Tidal Energy : Advantages and Disadvantages

Tidal Energy : Introduction

Tides are the waves caused due to the gravitational pull of the moon and also sun(though its pull is very low). The rise is called high tide and fall is called low tide. This building up and receding of waves happens twice a day and causes enormous movement of water. It is so powerful that it has caused many mishaps and resulted in sinking of ships. Thus tidal energy forms a large source of energy and can be harnessed in some of the coastal areas of the world. Tidal dams are built near shores for this purpose. During high tide, the water flows into the dam and during low tide, water flows out which result in turning the turbine.
Lets now discuss the advantages and disadvantages of tidal energy.

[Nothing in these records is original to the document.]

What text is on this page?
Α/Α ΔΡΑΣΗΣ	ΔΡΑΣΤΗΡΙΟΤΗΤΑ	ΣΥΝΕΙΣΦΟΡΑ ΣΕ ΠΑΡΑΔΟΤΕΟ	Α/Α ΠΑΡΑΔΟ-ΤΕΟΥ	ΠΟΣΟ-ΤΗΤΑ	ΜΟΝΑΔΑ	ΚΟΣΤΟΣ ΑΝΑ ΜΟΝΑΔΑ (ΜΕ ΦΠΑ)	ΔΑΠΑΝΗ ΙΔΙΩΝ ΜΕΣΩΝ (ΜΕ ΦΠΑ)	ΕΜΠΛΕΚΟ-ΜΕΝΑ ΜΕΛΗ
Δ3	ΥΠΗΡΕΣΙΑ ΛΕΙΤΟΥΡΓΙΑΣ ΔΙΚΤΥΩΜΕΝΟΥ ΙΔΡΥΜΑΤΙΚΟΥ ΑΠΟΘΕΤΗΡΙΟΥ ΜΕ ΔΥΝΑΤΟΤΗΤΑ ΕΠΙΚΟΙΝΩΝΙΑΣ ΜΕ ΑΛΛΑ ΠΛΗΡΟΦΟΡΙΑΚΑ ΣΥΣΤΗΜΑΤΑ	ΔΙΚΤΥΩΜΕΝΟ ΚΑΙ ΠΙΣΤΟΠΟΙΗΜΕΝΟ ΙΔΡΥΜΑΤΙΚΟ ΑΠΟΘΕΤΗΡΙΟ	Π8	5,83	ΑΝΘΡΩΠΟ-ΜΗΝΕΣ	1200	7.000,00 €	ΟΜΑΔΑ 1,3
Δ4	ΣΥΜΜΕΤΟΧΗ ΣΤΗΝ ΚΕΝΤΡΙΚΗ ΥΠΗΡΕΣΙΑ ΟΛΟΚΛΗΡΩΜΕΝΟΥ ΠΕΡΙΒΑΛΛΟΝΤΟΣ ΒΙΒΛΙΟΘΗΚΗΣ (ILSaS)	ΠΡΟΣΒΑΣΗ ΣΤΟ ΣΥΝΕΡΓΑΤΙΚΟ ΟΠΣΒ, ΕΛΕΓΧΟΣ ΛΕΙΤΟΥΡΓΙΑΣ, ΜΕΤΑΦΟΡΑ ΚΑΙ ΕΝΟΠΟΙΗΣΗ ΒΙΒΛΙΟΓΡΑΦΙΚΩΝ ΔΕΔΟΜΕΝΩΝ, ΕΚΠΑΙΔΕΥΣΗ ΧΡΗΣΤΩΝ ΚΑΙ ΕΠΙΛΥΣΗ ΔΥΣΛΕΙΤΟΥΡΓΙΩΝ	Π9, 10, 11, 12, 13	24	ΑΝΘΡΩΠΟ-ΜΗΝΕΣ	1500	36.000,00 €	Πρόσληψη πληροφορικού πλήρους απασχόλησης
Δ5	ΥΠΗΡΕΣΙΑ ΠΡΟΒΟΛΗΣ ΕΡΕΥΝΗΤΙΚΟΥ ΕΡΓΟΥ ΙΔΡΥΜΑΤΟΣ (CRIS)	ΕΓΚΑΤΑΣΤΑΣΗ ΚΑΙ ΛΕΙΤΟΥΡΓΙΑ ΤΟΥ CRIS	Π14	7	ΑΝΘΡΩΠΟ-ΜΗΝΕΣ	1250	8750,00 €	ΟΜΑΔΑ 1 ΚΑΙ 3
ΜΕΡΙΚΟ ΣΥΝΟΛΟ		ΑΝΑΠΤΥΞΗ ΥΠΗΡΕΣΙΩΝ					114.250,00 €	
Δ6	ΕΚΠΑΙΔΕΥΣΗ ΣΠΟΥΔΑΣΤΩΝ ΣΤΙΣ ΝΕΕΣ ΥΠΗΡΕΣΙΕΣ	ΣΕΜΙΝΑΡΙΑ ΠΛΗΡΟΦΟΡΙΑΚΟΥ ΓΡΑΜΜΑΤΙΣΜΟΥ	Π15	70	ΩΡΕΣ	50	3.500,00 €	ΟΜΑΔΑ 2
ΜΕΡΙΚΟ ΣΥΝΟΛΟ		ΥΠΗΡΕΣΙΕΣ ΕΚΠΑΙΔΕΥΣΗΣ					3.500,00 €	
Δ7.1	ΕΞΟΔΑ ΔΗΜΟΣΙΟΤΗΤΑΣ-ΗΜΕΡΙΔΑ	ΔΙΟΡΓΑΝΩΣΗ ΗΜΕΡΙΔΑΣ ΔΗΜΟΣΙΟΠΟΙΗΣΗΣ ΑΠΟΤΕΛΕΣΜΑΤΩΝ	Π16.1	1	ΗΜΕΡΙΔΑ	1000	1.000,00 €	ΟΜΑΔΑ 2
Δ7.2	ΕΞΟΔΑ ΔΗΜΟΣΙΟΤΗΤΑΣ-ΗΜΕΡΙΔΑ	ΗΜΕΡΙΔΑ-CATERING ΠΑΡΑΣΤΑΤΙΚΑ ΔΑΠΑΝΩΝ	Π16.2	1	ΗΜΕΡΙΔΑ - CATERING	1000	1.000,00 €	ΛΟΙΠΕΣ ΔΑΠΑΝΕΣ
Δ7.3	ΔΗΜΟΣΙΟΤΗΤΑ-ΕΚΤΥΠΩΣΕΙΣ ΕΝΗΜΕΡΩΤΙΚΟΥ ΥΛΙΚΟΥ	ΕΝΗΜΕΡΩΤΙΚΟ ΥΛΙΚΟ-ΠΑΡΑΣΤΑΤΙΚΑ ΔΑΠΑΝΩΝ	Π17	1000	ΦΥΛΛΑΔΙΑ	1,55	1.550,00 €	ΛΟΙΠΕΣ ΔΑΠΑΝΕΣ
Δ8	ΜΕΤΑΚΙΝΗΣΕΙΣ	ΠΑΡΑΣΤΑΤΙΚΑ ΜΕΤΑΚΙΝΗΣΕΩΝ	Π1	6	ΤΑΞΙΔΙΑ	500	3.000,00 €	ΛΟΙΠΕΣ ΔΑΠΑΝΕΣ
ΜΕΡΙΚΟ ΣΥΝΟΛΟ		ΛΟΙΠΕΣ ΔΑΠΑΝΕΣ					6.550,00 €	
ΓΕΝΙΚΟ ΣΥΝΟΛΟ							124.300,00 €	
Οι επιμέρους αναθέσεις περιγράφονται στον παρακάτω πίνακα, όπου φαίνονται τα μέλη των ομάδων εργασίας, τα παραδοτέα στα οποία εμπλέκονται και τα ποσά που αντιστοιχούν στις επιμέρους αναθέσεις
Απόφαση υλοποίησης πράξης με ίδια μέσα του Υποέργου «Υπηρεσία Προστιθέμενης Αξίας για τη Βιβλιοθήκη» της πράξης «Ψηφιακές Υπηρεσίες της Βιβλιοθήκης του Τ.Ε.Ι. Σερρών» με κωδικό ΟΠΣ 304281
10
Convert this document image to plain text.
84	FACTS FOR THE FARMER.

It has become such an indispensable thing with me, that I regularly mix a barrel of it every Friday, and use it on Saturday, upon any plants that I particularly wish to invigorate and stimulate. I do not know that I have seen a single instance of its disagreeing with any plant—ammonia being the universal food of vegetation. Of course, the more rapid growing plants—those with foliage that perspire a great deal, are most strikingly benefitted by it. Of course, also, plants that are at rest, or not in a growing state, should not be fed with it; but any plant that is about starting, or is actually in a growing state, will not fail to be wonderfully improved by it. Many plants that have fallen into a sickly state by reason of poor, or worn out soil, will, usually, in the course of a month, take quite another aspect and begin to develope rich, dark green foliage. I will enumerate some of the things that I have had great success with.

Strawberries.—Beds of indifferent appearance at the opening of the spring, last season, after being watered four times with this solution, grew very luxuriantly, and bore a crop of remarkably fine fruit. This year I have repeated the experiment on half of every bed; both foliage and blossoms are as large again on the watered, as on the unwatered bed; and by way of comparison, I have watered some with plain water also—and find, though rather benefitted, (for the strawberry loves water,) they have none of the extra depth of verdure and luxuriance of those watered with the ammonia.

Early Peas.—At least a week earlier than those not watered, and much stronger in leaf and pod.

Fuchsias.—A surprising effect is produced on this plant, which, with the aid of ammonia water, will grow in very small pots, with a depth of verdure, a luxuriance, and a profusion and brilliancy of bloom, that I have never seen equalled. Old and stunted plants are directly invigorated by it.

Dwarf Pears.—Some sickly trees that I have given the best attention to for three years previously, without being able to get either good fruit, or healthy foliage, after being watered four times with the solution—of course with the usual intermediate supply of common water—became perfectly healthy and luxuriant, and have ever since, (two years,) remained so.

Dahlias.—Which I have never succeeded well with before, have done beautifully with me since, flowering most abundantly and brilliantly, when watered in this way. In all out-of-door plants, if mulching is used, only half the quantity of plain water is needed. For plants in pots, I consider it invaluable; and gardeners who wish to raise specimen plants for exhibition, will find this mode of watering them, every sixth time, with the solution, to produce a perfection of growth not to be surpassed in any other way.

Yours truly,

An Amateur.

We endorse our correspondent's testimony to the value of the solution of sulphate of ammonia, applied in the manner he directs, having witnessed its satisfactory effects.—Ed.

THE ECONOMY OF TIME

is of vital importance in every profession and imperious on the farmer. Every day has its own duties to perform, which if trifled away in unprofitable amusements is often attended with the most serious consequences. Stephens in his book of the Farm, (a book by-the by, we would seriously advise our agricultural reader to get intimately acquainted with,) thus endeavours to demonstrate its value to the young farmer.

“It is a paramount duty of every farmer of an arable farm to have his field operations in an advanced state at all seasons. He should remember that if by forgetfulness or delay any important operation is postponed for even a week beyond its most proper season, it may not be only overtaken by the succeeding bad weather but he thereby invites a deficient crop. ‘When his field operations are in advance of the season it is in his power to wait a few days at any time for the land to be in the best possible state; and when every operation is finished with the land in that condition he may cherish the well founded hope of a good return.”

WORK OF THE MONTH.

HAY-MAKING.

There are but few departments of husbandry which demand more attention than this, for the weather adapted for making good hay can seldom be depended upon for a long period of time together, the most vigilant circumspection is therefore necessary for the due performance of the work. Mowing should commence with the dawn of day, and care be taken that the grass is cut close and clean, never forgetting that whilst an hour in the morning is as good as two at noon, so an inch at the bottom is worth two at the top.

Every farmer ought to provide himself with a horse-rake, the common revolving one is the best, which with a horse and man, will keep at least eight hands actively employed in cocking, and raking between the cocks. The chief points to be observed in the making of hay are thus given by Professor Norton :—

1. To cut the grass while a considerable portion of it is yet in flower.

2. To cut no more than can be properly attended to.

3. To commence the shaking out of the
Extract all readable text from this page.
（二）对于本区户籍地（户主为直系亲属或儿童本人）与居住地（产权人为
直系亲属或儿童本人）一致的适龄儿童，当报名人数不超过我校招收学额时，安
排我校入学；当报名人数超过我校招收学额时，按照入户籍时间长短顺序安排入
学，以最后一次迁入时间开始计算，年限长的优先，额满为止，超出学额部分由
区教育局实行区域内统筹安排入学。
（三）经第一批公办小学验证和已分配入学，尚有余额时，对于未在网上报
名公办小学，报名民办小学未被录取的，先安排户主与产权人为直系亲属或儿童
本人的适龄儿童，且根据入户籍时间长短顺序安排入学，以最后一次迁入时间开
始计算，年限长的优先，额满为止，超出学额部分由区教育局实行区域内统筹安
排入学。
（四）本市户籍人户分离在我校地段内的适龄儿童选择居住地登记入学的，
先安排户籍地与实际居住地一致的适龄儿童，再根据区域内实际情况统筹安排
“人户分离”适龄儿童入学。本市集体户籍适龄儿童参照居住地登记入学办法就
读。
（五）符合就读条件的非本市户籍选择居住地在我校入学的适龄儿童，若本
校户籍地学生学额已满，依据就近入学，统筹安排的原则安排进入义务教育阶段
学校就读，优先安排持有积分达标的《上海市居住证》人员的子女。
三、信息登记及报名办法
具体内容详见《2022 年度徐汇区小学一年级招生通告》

Advantages of Tidal Energy

1)  It is an inexhaustible source of energy.
2)  Tidal energy is environment friendly energy and doesn't produce greenhouse gases.
3)  As 71% of Earth’s surface is covered by water, there is scope to generate this energy on large scale.
4)  We can predict the rise and fall of tides as they follow cyclic fashion.
5) Efficiency of tidal power is far greater as compared to coal, solar or wind energy. Its efficiency is around 80%.
6)  Although cost of construction of tidal power is high but maintenance costs are relatively low.
7)  Tidal Energy doesn’t require any kind of fuel to run.
8)  The life of tidal energy power plant is very long.
9)  The energy density of tidal energy is relatively higher than other renewable energy sources.

Disadvantages of Tidal Energy

1)  Cost of construction of tidal power plant is high.
2)  There are very few ideal locations for construction of plant and they too are localized to coastal regions only.
3)  Intensity of sea waves is unpredictable and there can be damage to power generation units.
4)  Influences aquatic life adversely and can disrupt migration of fish.
5)  The actual generation is for a short period of time. The tides only happen twice a day so electricity can be produced only for that time.
6)  Frozen sea, low or weak tides, straight shorelines, low tidal rise or fall are some of the obstructions.
7)  This technology is still not cost effective and more technological advancements are required to make it commercially viable.
8)  Usually the places where tidal energy is produced are far away from the places where it is consumed. This transmission is expensive and difficult.

Tidal Energy is thus a clean source of energy and doesn’t require much land or other resources as in harnessing energy from other sources. However, the energy generated is not much as high and low tides occur only twice a day and continuous energy production is not possible.